Direct numerical simulations of turbulent pipe flow in a flow domain of length L = 42R, friction Reynolds number in the range of 180 ≤ Reτ ≤ 1500, and two different wall-normal grid refinements were carried out and investigated in terms of high-order turbulence statistics. The phenomenology of large local wall-normal velocity fluctuations (velocity spikes) was discussed by means of time series and instantaneous flow-field realisations. Due to their rare appearance both in space and time, statistical high-order moments take a long time to converge. A convergence study was performed and for fully converged statistics the sensitivity of the grid resolution on the wall-normal kurtosis component value at the wall as well as the scaling behaviour of high-order statistics was investigated.
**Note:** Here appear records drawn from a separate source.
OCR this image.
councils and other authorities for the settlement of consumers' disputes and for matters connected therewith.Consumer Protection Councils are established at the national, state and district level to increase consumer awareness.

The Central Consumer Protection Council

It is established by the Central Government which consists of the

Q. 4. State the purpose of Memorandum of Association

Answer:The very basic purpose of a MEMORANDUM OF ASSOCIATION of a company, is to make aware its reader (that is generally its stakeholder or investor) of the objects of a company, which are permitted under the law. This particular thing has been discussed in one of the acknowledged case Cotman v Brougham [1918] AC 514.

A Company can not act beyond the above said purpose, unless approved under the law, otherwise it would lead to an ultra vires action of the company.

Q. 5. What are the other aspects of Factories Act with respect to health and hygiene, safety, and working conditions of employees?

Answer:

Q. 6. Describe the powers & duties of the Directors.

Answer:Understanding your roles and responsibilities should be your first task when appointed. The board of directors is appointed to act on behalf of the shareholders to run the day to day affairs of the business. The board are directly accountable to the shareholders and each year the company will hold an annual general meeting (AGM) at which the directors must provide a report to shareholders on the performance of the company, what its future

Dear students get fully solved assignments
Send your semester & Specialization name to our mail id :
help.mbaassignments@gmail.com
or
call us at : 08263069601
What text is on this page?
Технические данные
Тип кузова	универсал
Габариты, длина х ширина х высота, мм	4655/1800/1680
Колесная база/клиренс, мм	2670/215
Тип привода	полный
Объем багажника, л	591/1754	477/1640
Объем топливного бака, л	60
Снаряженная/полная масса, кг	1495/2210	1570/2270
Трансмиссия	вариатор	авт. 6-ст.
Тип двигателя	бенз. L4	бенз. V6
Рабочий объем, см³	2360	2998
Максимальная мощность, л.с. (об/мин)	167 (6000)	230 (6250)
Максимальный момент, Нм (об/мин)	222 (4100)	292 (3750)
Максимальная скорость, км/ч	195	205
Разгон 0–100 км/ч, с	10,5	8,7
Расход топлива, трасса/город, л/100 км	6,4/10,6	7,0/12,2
The streamwise Reynolds stress as well as the streamwise skewness and the wall-normal flatness exhibited logarithmic Reynolds number dependencies in the vicinity of the wall and scaling laws were derived accordingly. In the bulk flow region, a sudden increase in magnitude in both the streamwise Reynolds stress and skewness was determined for the largest Reynolds number Reτ = 1500, while the profiles collapsed well in wall units for Reτ ≤ 720. Both Reynolds number dependencies in the near-wall and the bulk region could be related to large-scale outer-flow motions penetrating the buffer layer. While wavelengths related to larger-scale motions (λz ≈ 3R) were computed for Reynolds numbers up to Reτ = 720 by means of two-dimensional two-point velocity correlations, even larger wavelengths related to very-large-scale motions appeared for Reτ = 1500. They are probably the reason for the sudden increase in magnitude of streamwise Reynolds stress and skewness, respectively. With the aid of instantaneous flow-field realisations and conditional averaged statistics, the Reynolds dependency of the wall-normal flatness value at the wall was related to the scaling failure of the streamwise Reynolds stress peak. For the lowest Reynolds number (Reτ = 180), discrepancies between plane channel and pipe flow were found and discussed.